Подводя итоги представленной в книге реконструкции сюжета о приобщении творчества Гоголя, а следовательно – и всей русской литературы, к европейскому дискурсу географического воображения, пунктирно отмечу развитие заданных писателем тем и введенных им техник репрезентации пространства в последующей традиции. Напомню, что в гоголевском варианте этого сюжета можно выделить, условно говоря, два аспекта – философский и зрелищный. Первый отражал идеи И. Г. Гердера и Ф. Шеллинга о взаимной обусловленности человека и природы, в которой он развивается. В творчестве Гоголя они породили цепочку образов представителей расового разнообразия Земли в статье «Несколько мыслей о преподавании детям географии» и в исторических статьях «Арабесок», а также образы казаков в повести «Тарас Бульба». Чуткость Гоголя к визуальной стороне географии – к зрительным методам исследования, к картам и проблематике наблюдения и зрительного освоения мира – нашла выражение в его географических пейзажах, которые были выстроены по образцу жанра в творчестве А. фон Гумбольдта и с опорой на географические и картографические источники. В таком гоголевском формате географическое воображение получило продолжение уже в следующем поколении русской литературы, в творчестве И. С. Тургенева и И. А. Гончарова.

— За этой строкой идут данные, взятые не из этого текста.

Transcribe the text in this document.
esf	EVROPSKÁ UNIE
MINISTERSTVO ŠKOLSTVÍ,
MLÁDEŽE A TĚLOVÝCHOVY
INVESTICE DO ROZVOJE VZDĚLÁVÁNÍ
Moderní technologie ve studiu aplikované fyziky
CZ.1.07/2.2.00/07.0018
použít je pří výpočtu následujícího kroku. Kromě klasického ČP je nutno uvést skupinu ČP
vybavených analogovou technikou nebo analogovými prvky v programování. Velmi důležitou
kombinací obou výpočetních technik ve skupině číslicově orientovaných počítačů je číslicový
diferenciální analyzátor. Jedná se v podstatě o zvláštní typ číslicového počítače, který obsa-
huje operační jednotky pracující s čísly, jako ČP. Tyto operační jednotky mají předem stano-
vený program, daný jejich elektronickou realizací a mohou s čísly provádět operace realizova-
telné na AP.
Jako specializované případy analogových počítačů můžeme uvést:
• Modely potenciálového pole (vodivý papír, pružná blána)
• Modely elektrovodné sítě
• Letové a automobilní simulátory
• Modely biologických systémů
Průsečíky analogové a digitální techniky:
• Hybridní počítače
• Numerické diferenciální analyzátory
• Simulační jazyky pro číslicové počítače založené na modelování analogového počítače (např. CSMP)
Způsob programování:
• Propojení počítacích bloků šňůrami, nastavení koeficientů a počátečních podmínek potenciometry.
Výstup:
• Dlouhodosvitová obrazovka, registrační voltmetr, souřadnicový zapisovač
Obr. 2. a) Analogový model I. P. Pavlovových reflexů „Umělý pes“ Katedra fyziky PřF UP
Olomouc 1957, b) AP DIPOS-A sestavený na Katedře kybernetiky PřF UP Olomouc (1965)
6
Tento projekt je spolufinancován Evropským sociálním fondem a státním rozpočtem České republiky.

Тургенев, признанный мастер изображения русской природы, в «Записках охотника» взял на вооружение разработанную Гоголем поэтику географического пейзажа, в то же время оспаривая его интерпретацию связи русского ландшафта с характером и жизнью народа. Как полагал К. Эли, Гоголь в становлении русского пейзажа сыграл двоякую роль. С одной стороны, в украинских повестях он создал пасторальный идиллический украинский пейзаж, а в эпическом повествовании «Тараса Бульбы» наделил эту степную Аркадию теми чертами беспредельности и экспансии пространства, которые потом были им перенесены на изображение России в «Мертвых душах» и были переняты последующей традицией литературы и живописи[617]. С другой стороны, в петербургских повестях Гоголь набросал эскиз русского северного пейзажа, «где все мокро, гладко, ровно, бледно, серо, туманно» (III, 16), который нашел развитие в финальном описании российского пространства в «Мертвых душах»:

…бедно, разбросанно и неприютно в тебе <…> Открыто-пустынно и ровно все в тебе; как точки, как значки, неприметно торчат среди равнин невысокие твои города; ничто не обольстит и не очарует взора. Но какая же непостижимая, тайная сила влечет к тебе? (VI, 220).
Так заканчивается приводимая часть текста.